In the current publication, the researchers used socioeconomic, environmental, and global health characteristics as control variables to analyse data on reported Covid-19 cases during a 14-month period in 196 countries. They created three distinct analytical frameworks, including statistical, machine learning, and econometric, to model the possible contributions of climate to confirmed case numbers.
The findings suggest that while increased testing, lockdown compliance, and disease susceptibility are the most effective measures to stop the spread of Covid-19, UV radiation is the climate factor most strongly correlated with the spread of the virus, with higher UV radiation being associated with lower transmission. Differences in results between the three analytic techniques for other meteorological and air quality parameters, such as temperature, absolute humidity, and sun radiation, highlighted how challenging it is to comprehend the linkages.
For instance, the machine learning study found a positive correlation between humidity and Covid-19 spread whereas the econometric analysis found a negative correlation. In the statistical study, the temperature had a relatively negative correlation with Covid-19, but in the machine learning and econometric studies, it had a positive correlation with Covid-19 transmission.

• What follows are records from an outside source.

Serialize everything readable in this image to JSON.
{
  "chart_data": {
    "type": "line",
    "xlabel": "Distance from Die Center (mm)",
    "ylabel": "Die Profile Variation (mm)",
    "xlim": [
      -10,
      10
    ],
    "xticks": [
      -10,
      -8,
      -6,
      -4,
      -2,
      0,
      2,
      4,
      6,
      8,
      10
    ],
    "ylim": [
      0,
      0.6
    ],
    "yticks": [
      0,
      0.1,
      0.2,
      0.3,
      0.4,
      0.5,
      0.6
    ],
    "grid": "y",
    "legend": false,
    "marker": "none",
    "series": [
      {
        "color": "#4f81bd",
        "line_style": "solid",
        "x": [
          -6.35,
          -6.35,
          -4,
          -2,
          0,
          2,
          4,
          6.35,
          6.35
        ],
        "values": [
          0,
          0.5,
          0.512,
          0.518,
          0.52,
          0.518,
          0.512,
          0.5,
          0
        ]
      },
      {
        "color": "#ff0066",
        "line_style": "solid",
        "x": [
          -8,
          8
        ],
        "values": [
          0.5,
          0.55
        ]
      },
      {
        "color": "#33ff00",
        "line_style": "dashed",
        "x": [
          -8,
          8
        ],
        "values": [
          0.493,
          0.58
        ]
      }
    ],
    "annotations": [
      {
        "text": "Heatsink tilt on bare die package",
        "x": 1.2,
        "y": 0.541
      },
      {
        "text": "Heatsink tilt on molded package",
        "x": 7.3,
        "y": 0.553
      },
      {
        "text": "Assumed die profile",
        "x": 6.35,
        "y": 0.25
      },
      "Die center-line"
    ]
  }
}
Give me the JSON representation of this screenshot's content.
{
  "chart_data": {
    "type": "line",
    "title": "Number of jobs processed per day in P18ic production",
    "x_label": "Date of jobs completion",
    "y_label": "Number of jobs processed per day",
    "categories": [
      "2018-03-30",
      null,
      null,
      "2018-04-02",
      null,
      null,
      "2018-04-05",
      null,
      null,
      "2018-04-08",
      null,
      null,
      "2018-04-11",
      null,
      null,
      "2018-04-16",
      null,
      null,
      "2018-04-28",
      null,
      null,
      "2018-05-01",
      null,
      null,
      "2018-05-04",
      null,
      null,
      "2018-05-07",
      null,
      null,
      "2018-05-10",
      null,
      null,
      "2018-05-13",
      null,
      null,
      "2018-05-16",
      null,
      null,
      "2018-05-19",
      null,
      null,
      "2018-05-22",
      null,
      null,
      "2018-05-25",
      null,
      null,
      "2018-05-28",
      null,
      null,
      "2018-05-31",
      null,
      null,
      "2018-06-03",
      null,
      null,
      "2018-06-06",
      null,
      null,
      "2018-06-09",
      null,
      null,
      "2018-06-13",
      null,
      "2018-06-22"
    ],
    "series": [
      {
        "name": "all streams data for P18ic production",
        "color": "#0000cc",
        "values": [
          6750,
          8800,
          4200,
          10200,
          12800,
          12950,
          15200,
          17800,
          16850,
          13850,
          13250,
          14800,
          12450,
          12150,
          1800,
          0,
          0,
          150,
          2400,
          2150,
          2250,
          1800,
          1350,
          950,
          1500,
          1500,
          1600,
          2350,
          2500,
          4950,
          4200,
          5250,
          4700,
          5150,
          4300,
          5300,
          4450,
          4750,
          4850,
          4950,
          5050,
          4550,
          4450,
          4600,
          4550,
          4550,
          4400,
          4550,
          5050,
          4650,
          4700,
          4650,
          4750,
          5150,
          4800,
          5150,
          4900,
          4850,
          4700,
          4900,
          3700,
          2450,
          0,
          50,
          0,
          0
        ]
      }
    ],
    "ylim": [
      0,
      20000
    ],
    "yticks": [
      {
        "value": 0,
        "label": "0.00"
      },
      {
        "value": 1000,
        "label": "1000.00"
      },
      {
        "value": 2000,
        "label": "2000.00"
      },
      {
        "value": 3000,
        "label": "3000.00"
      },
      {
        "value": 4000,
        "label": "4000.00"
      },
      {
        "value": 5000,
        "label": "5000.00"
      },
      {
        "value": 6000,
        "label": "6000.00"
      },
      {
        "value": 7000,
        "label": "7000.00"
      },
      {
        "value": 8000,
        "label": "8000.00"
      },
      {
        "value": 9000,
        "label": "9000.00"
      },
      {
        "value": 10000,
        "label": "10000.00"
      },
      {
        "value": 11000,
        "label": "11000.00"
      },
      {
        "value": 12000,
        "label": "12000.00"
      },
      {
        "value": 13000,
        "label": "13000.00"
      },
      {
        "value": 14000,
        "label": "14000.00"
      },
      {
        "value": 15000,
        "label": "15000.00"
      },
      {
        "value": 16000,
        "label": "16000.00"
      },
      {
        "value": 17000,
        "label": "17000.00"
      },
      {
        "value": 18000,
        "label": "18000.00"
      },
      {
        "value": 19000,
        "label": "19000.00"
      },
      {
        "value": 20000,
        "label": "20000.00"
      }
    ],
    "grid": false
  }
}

The authors come to the conclusion that UV light is the climatic component that has the greatest influence on Covid-19 transmission using all approaches. This may aid in improving seasonal or weather-based transmission estimates and informing future pandemic response strategies that lessen the financial toll of total lockdowns. They note that there is ample proof that UV radiation can successfully eradicate SARS-CoV-2 and other coronaviruses, which supports their claim.
The authors add: “The impact of climate on Covid-19 transmission rates has been the subject of many studies, but it is still poorly understood. In our study, we demonstrated that meteorological factors play a key role in statistical, machine learning and econometric analyses of Covid-19 risk, with ultraviolet radiation (UV) as the main driver.”